Conclusion: using the "number of hits/round" criterion, the evidence doesn't show that a DA increase has a "statistically significant" effect, neither worse nor better. (Here, I wanted to find evidence against the null of "no change from 10% DA to ~17% DA.)

(If you used the method of obtaining simultaneous 95% confidence intervals instead, you would get (0.22043, 0.28528) for singles, (0.56068, 0.63392) for doubles, and (0.12585, 0.17942) for triples, each of which covers the parameters they correspond to for the 17% DA case. Incidentally, they don't cover the parameters under the 10% DA case. In fact, a chi-square goodness-of-fit test would "reject" at the 5% level the null hypothesis that the data are a random sample from the case where DA is 10%. Such are the perils of choosing appropriate statistics for inference.

Since the null hypothesis model is a not-so-good fit to the data, maybe you would favor the idea that DA improves the output of Ridill, however negligible.)

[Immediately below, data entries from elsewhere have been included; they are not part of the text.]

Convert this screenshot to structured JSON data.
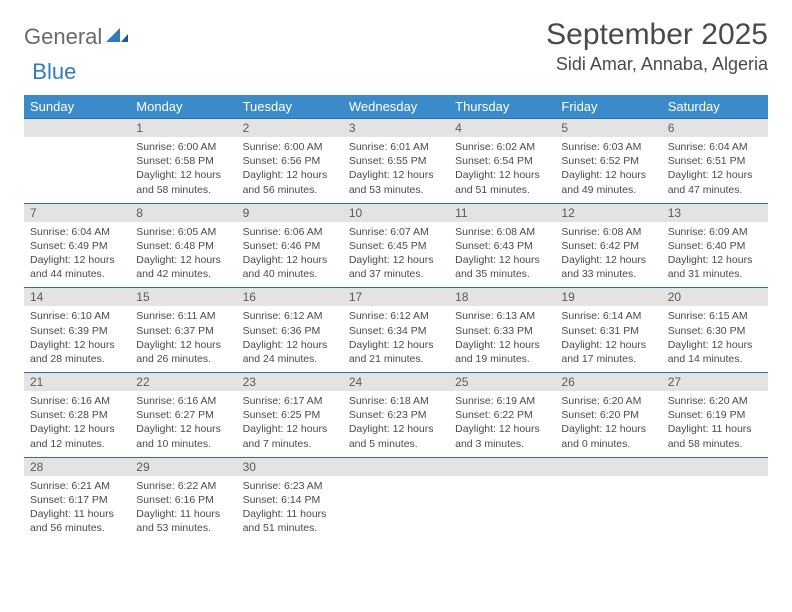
{
  "brand": {
    "part1": "General",
    "part2": "Blue"
  },
  "title": "September 2025",
  "location": "Sidi Amar, Annaba, Algeria",
  "colors": {
    "header_bg": "#3b8bca",
    "header_text": "#ffffff",
    "daynum_bg": "#e3e3e3",
    "border": "#2f6fa8",
    "text": "#4a4a4a",
    "brand_blue": "#2f7bbf",
    "brand_gray": "#6a6a6a",
    "page_bg": "#ffffff"
  },
  "typography": {
    "title_size": 30,
    "location_size": 18,
    "header_size": 13,
    "body_size": 10.5
  },
  "day_headers": [
    "Sunday",
    "Monday",
    "Tuesday",
    "Wednesday",
    "Thursday",
    "Friday",
    "Saturday"
  ],
  "weeks": [
    {
      "nums": [
        "",
        "1",
        "2",
        "3",
        "4",
        "5",
        "6"
      ],
      "cells": [
        null,
        {
          "sr": "Sunrise: 6:00 AM",
          "ss": "Sunset: 6:58 PM",
          "dl": "Daylight: 12 hours and 58 minutes."
        },
        {
          "sr": "Sunrise: 6:00 AM",
          "ss": "Sunset: 6:56 PM",
          "dl": "Daylight: 12 hours and 56 minutes."
        },
        {
          "sr": "Sunrise: 6:01 AM",
          "ss": "Sunset: 6:55 PM",
          "dl": "Daylight: 12 hours and 53 minutes."
        },
        {
          "sr": "Sunrise: 6:02 AM",
          "ss": "Sunset: 6:54 PM",
          "dl": "Daylight: 12 hours and 51 minutes."
        },
        {
          "sr": "Sunrise: 6:03 AM",
          "ss": "Sunset: 6:52 PM",
          "dl": "Daylight: 12 hours and 49 minutes."
        },
        {
          "sr": "Sunrise: 6:04 AM",
          "ss": "Sunset: 6:51 PM",
          "dl": "Daylight: 12 hours and 47 minutes."
        }
      ]
    },
    {
      "nums": [
        "7",
        "8",
        "9",
        "10",
        "11",
        "12",
        "13"
      ],
      "cells": [
        {
          "sr": "Sunrise: 6:04 AM",
          "ss": "Sunset: 6:49 PM",
          "dl": "Daylight: 12 hours and 44 minutes."
        },
        {
          "sr": "Sunrise: 6:05 AM",
          "ss": "Sunset: 6:48 PM",
          "dl": "Daylight: 12 hours and 42 minutes."
        },
        {
          "sr": "Sunrise: 6:06 AM",
          "ss": "Sunset: 6:46 PM",
          "dl": "Daylight: 12 hours and 40 minutes."
        },
        {
          "sr": "Sunrise: 6:07 AM",
          "ss": "Sunset: 6:45 PM",
          "dl": "Daylight: 12 hours and 37 minutes."
        },
        {
          "sr": "Sunrise: 6:08 AM",
          "ss": "Sunset: 6:43 PM",
          "dl": "Daylight: 12 hours and 35 minutes."
        },
        {
          "sr": "Sunrise: 6:08 AM",
          "ss": "Sunset: 6:42 PM",
          "dl": "Daylight: 12 hours and 33 minutes."
        },
        {
          "sr": "Sunrise: 6:09 AM",
          "ss": "Sunset: 6:40 PM",
          "dl": "Daylight: 12 hours and 31 minutes."
        }
      ]
    },
    {
      "nums": [
        "14",
        "15",
        "16",
        "17",
        "18",
        "19",
        "20"
      ],
      "cells": [
        {
          "sr": "Sunrise: 6:10 AM",
          "ss": "Sunset: 6:39 PM",
          "dl": "Daylight: 12 hours and 28 minutes."
        },
        {
          "sr": "Sunrise: 6:11 AM",
          "ss": "Sunset: 6:37 PM",
          "dl": "Daylight: 12 hours and 26 minutes."
        },
        {
          "sr": "Sunrise: 6:12 AM",
          "ss": "Sunset: 6:36 PM",
          "dl": "Daylight: 12 hours and 24 minutes."
        },
        {
          "sr": "Sunrise: 6:12 AM",
          "ss": "Sunset: 6:34 PM",
          "dl": "Daylight: 12 hours and 21 minutes."
        },
        {
          "sr": "Sunrise: 6:13 AM",
          "ss": "Sunset: 6:33 PM",
          "dl": "Daylight: 12 hours and 19 minutes."
        },
        {
          "sr": "Sunrise: 6:14 AM",
          "ss": "Sunset: 6:31 PM",
          "dl": "Daylight: 12 hours and 17 minutes."
        },
        {
          "sr": "Sunrise: 6:15 AM",
          "ss": "Sunset: 6:30 PM",
          "dl": "Daylight: 12 hours and 14 minutes."
        }
      ]
    },
    {
      "nums": [
        "21",
        "22",
        "23",
        "24",
        "25",
        "26",
        "27"
      ],
      "cells": [
        {
          "sr": "Sunrise: 6:16 AM",
          "ss": "Sunset: 6:28 PM",
          "dl": "Daylight: 12 hours and 12 minutes."
        },
        {
          "sr": "Sunrise: 6:16 AM",
          "ss": "Sunset: 6:27 PM",
          "dl": "Daylight: 12 hours and 10 minutes."
        },
        {
          "sr": "Sunrise: 6:17 AM",
          "ss": "Sunset: 6:25 PM",
          "dl": "Daylight: 12 hours and 7 minutes."
        },
        {
          "sr": "Sunrise: 6:18 AM",
          "ss": "Sunset: 6:23 PM",
          "dl": "Daylight: 12 hours and 5 minutes."
        },
        {
          "sr": "Sunrise: 6:19 AM",
          "ss": "Sunset: 6:22 PM",
          "dl": "Daylight: 12 hours and 3 minutes."
        },
        {
          "sr": "Sunrise: 6:20 AM",
          "ss": "Sunset: 6:20 PM",
          "dl": "Daylight: 12 hours and 0 minutes."
        },
        {
          "sr": "Sunrise: 6:20 AM",
          "ss": "Sunset: 6:19 PM",
          "dl": "Daylight: 11 hours and 58 minutes."
        }
      ]
    },
    {
      "nums": [
        "28",
        "29",
        "30",
        "",
        "",
        "",
        ""
      ],
      "cells": [
        {
          "sr": "Sunrise: 6:21 AM",
          "ss": "Sunset: 6:17 PM",
          "dl": "Daylight: 11 hours and 56 minutes."
        },
        {
          "sr": "Sunrise: 6:22 AM",
          "ss": "Sunset: 6:16 PM",
          "dl": "Daylight: 11 hours and 53 minutes."
        },
        {
          "sr": "Sunrise: 6:23 AM",
          "ss": "Sunset: 6:14 PM",
          "dl": "Daylight: 11 hours and 51 minutes."
        },
        null,
        null,
        null,
        null
      ]
    }
  ]
}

At this point, you might be wondering what's the point of this post then, and I'm wondering that myself, too. The point is that when taking a random sample of data, remember the "random" part. An effect that you happen to observe in a one-shot sample could easily be ascribed to sampling error, and a goal of statistical inference is to rule out random variability as a possible explanation.

Finally, would random error explain what appears to be an increase in triple attacks in the presence of DA from equipment? Sure. (I already said it's possible earlier, but here is yet another illustrative example.) Consider the following data set (source: QCDN):

War/Drg + Askar Korazin & Brutal Earring:

Triples: 18.37%
Doubles: 59.77%
Sinlges: 21.86%
Total: 430 Rounds. 845 Swings. (1.97 Swings/Round)

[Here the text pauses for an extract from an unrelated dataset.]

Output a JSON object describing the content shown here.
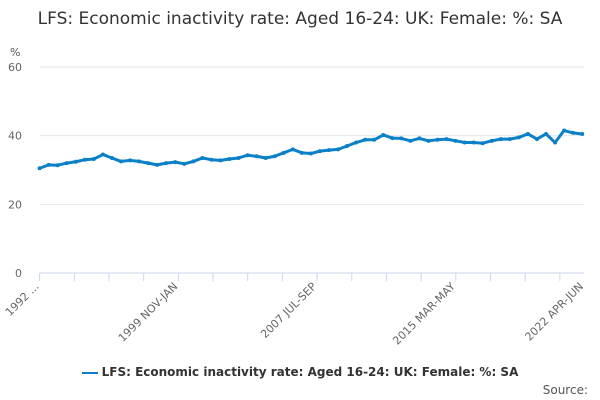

I would have to assume out of 430 rounds, 79 triples, 257 doubles, and 94 singles occurred. If DA procs on all hits equally (17% here), then the hypothesized proportions of single/double/triple attacks are .249/.585/.166 respectively. Note that the sample size is 430. A 95% confidence interval for the number of swings/round is

1.965116 ± (1.959964)(0.03054195) or (1.905, 2.025)

This CI happens to cover what we assume is the true expected value (1.917). 1.965 swings/round is not so "extreme" a result if our assumptions are indeed true.